WASHINGTON, (Reuters) – The U.S. Senate yesterday dealt a potentially fatal blow to President Barack Obama’s push to curb greenhouse gas emissions, postponing its bid to pass broad legislation to combat climate change.
Senate Majority Leader Harry Reid said he plans to bring up a narrower energy bill next week that would revamp offshore oil drilling rules in the wake of the BP oil spill.
But he will put off consideration of broader legislation sought by Obama until September at the earliest.
The delay means that Obama’s fellow Democrats, who control Congress, have little time to advance the complex legislation amid intense political pressure in the weeks before November congressional elections.
It also could derail global climate change initiatives, as the world’s major economies and greenhouse gas emitters insist the United States play a leading role.
“Unfortunately at this time we don’t have a single Republican on board,” Reid told reporters.
Democrats said they hope to pass the scaled-back bill before leaving town for an August congressional recess.
Some Democrats aimed to attach climate legislation to that bill with the hope of attracting Republican support.
But Reid said he could not get any Republicans to back a comprehensive energy bill that would include provisions intended to combat climate change such as caps on carbon emissions or mandates for power companies to generate more alternative energy.
“We will fight that out in September,” said a Democratic senator who did not wish to be quoted by name. “It will be tough to win.”
Republicans have been near unanimous in their opposition to climate change legislation, saying the bill would be little more than an energy tax that would imperil an economy struggling to recover from recession.
Obama has made action on climate change a priority and the House of Representatives approved a wide-ranging bill last year. But lawmakers and environmentalists are increasingly doubtful a comprehensive bill can pass the Senate this year.

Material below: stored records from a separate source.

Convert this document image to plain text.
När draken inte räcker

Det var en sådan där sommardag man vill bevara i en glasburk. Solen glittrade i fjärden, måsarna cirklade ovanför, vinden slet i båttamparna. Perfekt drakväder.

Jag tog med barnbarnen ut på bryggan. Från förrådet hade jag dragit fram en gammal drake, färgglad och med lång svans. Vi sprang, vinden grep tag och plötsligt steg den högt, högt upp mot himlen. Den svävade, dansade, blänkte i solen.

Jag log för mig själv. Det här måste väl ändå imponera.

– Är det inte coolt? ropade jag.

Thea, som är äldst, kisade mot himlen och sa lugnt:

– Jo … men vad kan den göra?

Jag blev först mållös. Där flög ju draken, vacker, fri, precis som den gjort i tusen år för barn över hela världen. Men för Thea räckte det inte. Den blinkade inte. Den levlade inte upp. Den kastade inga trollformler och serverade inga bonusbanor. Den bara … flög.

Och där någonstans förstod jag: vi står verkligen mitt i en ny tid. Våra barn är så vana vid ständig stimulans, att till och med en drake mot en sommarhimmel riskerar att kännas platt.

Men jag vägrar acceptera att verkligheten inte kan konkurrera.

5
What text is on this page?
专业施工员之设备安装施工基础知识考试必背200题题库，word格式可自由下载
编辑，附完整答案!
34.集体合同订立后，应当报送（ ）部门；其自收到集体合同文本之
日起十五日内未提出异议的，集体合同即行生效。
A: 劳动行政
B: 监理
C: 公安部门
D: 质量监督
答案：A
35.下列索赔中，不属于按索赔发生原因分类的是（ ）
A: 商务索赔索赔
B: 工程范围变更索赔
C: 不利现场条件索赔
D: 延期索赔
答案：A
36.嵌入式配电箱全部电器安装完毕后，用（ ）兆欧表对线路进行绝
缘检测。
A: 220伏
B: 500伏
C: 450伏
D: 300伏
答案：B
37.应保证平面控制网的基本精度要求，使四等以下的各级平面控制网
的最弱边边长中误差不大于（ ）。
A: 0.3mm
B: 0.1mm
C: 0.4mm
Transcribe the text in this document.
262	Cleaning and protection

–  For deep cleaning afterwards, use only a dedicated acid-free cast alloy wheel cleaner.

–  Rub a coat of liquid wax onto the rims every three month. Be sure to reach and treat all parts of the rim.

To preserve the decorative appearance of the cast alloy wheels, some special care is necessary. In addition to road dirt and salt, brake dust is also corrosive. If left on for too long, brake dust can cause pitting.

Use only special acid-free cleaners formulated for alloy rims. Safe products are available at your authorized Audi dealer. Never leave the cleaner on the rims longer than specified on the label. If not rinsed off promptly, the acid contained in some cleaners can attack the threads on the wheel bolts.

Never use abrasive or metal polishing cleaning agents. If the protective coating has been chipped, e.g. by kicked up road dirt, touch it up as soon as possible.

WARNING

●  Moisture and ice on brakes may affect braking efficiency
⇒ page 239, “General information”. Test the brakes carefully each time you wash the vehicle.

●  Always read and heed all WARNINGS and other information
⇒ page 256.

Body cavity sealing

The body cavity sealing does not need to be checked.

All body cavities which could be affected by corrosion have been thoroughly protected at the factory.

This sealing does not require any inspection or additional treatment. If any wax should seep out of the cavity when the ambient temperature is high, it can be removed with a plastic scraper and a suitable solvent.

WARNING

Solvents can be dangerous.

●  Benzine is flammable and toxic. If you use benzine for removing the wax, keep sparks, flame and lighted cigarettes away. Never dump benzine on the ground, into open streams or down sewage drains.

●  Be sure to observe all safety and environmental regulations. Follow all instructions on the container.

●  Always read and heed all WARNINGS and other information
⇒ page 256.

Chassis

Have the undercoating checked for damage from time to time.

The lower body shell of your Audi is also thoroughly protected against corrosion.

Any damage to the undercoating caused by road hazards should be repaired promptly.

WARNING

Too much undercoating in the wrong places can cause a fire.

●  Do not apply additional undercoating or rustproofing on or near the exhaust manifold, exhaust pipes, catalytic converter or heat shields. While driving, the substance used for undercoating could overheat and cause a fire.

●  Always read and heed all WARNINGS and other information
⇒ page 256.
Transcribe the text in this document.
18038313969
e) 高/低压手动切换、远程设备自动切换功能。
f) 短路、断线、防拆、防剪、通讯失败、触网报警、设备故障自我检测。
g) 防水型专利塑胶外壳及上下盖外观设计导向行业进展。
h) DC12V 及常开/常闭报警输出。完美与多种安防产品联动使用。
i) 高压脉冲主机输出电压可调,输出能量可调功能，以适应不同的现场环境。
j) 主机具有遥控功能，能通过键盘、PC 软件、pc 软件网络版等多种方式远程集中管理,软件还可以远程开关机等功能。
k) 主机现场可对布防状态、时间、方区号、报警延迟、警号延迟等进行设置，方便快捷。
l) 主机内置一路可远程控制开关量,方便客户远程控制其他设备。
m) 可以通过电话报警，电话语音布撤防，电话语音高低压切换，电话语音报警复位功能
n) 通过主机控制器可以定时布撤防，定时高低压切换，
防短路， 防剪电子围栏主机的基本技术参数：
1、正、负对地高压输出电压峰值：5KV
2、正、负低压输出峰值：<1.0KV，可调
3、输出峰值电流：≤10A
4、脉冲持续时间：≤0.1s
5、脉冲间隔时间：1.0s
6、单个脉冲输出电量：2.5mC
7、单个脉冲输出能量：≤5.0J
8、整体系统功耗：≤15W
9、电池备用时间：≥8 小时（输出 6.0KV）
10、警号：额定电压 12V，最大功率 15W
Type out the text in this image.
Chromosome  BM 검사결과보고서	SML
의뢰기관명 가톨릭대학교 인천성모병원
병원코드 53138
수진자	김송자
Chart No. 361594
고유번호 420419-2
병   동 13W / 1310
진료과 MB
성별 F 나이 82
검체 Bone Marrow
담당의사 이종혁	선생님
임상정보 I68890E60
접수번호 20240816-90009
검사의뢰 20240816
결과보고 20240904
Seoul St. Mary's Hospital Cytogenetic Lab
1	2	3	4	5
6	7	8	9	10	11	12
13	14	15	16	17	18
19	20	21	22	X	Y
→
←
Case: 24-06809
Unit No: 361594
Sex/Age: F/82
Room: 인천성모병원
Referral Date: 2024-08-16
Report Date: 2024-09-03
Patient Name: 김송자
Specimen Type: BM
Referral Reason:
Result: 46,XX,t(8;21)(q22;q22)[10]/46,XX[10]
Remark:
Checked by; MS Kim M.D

If Republicans make gains in November’s elections, the effort could be stalled for some time.
Environmentalists said the decision to delay action on the broad climate legislation represented a serious setback.
“It would seem like the longest of long shots to me because the window for opportunity in the fall before the election season goes into high gear is very small,” said Frank O’Donnell, president of Clean Air Watch, an activist group.
Democrats need at least some Republican support to advance legislation in the Senate since they control 59 seats, one short of the 60 needed to overcome procedural hurdles.